時計の針に追われるようなせわしない毎日を少しだけ離れ、歴史ある町をゆっくりと歩いてみたい。静かな寺院で風の音に耳を澄ませ、何百年もの時を超えて受け継がれてきた景色に心を預ける。
うん、そんな旅も悪くない。
北海道は飛行機がちょっと怖い。
九州は車で行くには遠すぎる。
ならば、列車に乗ってのんびり揺られていける古都・奈良がちょうどいいはずだ。
こうして今年の家族旅行は、法隆寺と東大寺を巡る「侘び寂びの旅」に決まった。
旅の計画は、もちろん私の担当だ。
「あなたが計画を立ててね」
妻からのその一言を、私はどこか誇らしい気持ちで引き受けた。
なに、心配はいらない。私には心強い味方がいるのだから。
その名も――ジェミニ先生。
列車の時刻からスムーズな乗り換え、徒歩ルートに観光の順序まで、完璧な日程表を作り上げてくれる優秀な相棒だ。
これで準備は万全。完璧な旅になるはずだった。
……そう、思っていたのだ。
◇
新幹線に揺られながら、すっかり旅気分に浸っていた時のこと。
隣に座っていた息子が、思い出したようにポツリと言った。
「そういえば、今年の修学旅行、奈良なんだよね」
「……えっ?」
思わず聞き返す私。
「東大寺も行くよ」
初耳だった。
学校のことや子供の行事は、日頃からほとんど妻に任せきりにしていた私。まさか家族旅行と修学旅行の目的地が、ピンポイントで丸かぶりしているなんて夢にも思わなかったのだ。
「もっと早く言ってくれよ……」
ガックリと肩を落とす私を見て、妻と息子は顔を見合わせて苦笑いしている。どうやら、この重大な事実を知らなかったのは我が家で私一人だけだったらしい。
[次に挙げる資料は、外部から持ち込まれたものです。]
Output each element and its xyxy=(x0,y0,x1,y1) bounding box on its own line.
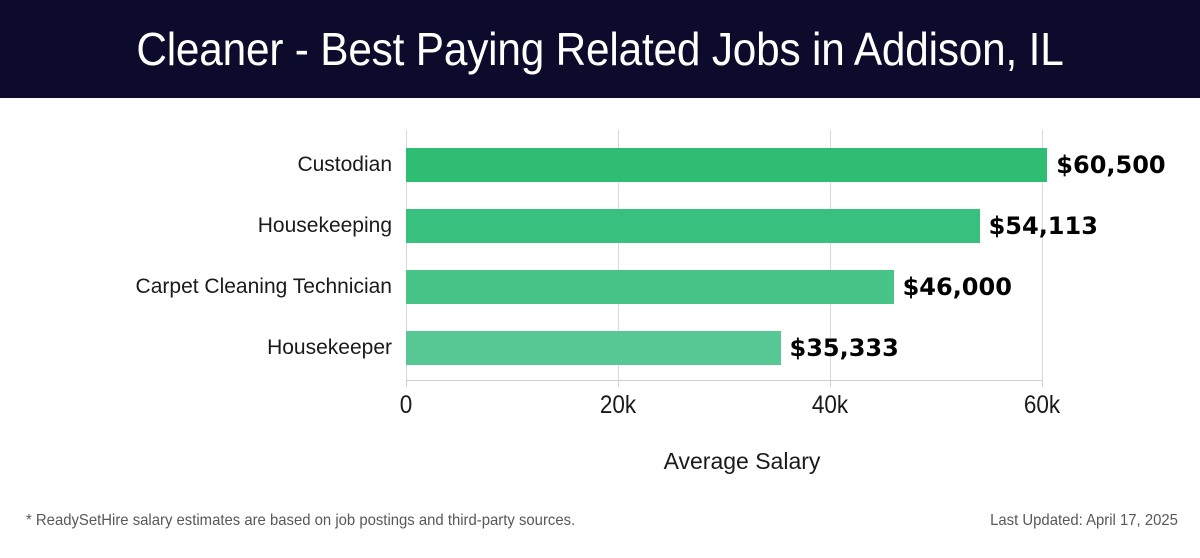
bar-row[interactable]: Housekeeper $35,333 xyxy=(0,331,1200,365)
bar-value-label: $35,333 xyxy=(789,334,899,362)
x-tick-mark-1 xyxy=(618,380,619,387)
bar-value-label: $54,113 xyxy=(988,212,1098,240)
x-tick-mark-2 xyxy=(830,380,831,387)
x-axis-title: Average Salary xyxy=(663,448,821,474)
bar-category-label: Housekeeper xyxy=(267,336,392,359)
footer-disclaimer: * ReadySetHire salary estimates are base… xyxy=(26,512,576,529)
chart-header-band: Cleaner - Best Paying Related Jobs in Ad… xyxy=(0,0,1200,98)
bar-value-label: $46,000 xyxy=(902,273,1012,301)
chart-footer: * ReadySetHire salary estimates are base… xyxy=(0,512,1200,558)
x-tick-label-3: 60k xyxy=(1023,391,1061,419)
bar-category-label: Custodian xyxy=(297,153,392,176)
x-tick-label-1: 20k xyxy=(599,391,637,419)
bar-rect[interactable] xyxy=(406,331,781,365)
bar-category-label: Housekeeping xyxy=(257,214,392,237)
x-tick-label-2: 40k xyxy=(811,391,849,419)
page-title: Cleaner - Best Paying Related Jobs in Ad… xyxy=(136,23,1064,75)
bar-rect[interactable] xyxy=(406,148,1048,182)
bar-value-label: $60,500 xyxy=(1056,151,1166,179)
gridline-40k xyxy=(830,130,831,380)
chart-plot-area: 0 20k 40k 60k Custodian $60,500 Housekee… xyxy=(0,98,1200,558)
bar-row[interactable]: Carpet Cleaning Technician $46,000 xyxy=(0,270,1200,304)
gridline-60k xyxy=(1042,130,1043,380)
bar-rect[interactable] xyxy=(406,270,894,304)
bar-category-label: Carpet Cleaning Technician xyxy=(135,275,392,298)
gridline-20k xyxy=(618,130,619,380)
x-tick-mark-3 xyxy=(1042,380,1043,387)
x-axis-line xyxy=(406,380,1042,381)
x-tick-label-0: 0 xyxy=(399,391,413,419)
bar-row[interactable]: Custodian $60,500 xyxy=(0,148,1200,182)
x-tick-mark-0 xyxy=(406,380,407,387)
footer-last-updated: Last Updated: April 17, 2025 xyxy=(990,512,1178,529)
bar-rect[interactable] xyxy=(406,209,980,243)
bar-row[interactable]: Housekeeping $54,113 xyxy=(0,209,1200,243)
gridline-0k xyxy=(406,130,407,380)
静かな古都で侘び寂びを噛みしめるはずだった旅は、出発早々、私だけが蚊帳の外に取り残されるという可笑しな始まりとなった。
それでも、車窓を流れていく景色をぼんやり眺めていると、不思議と心がほどけていくのを感じた。
千三百年の歴史が静かに息づく奈良。
格式高い法隆寺、そして大仏さまの待つ東大寺。
そして、なんだかんだ言っても愛おしい家族と過ごす時間。
この時の私は、まだ何も知らなかったのだ。
この旅で一番深く心に刻まれるのが、世界遺産の静寂でも大仏様の荘厳さでもなく――「ジョア」と「焼き鳥」と「アイス」の味になるということを。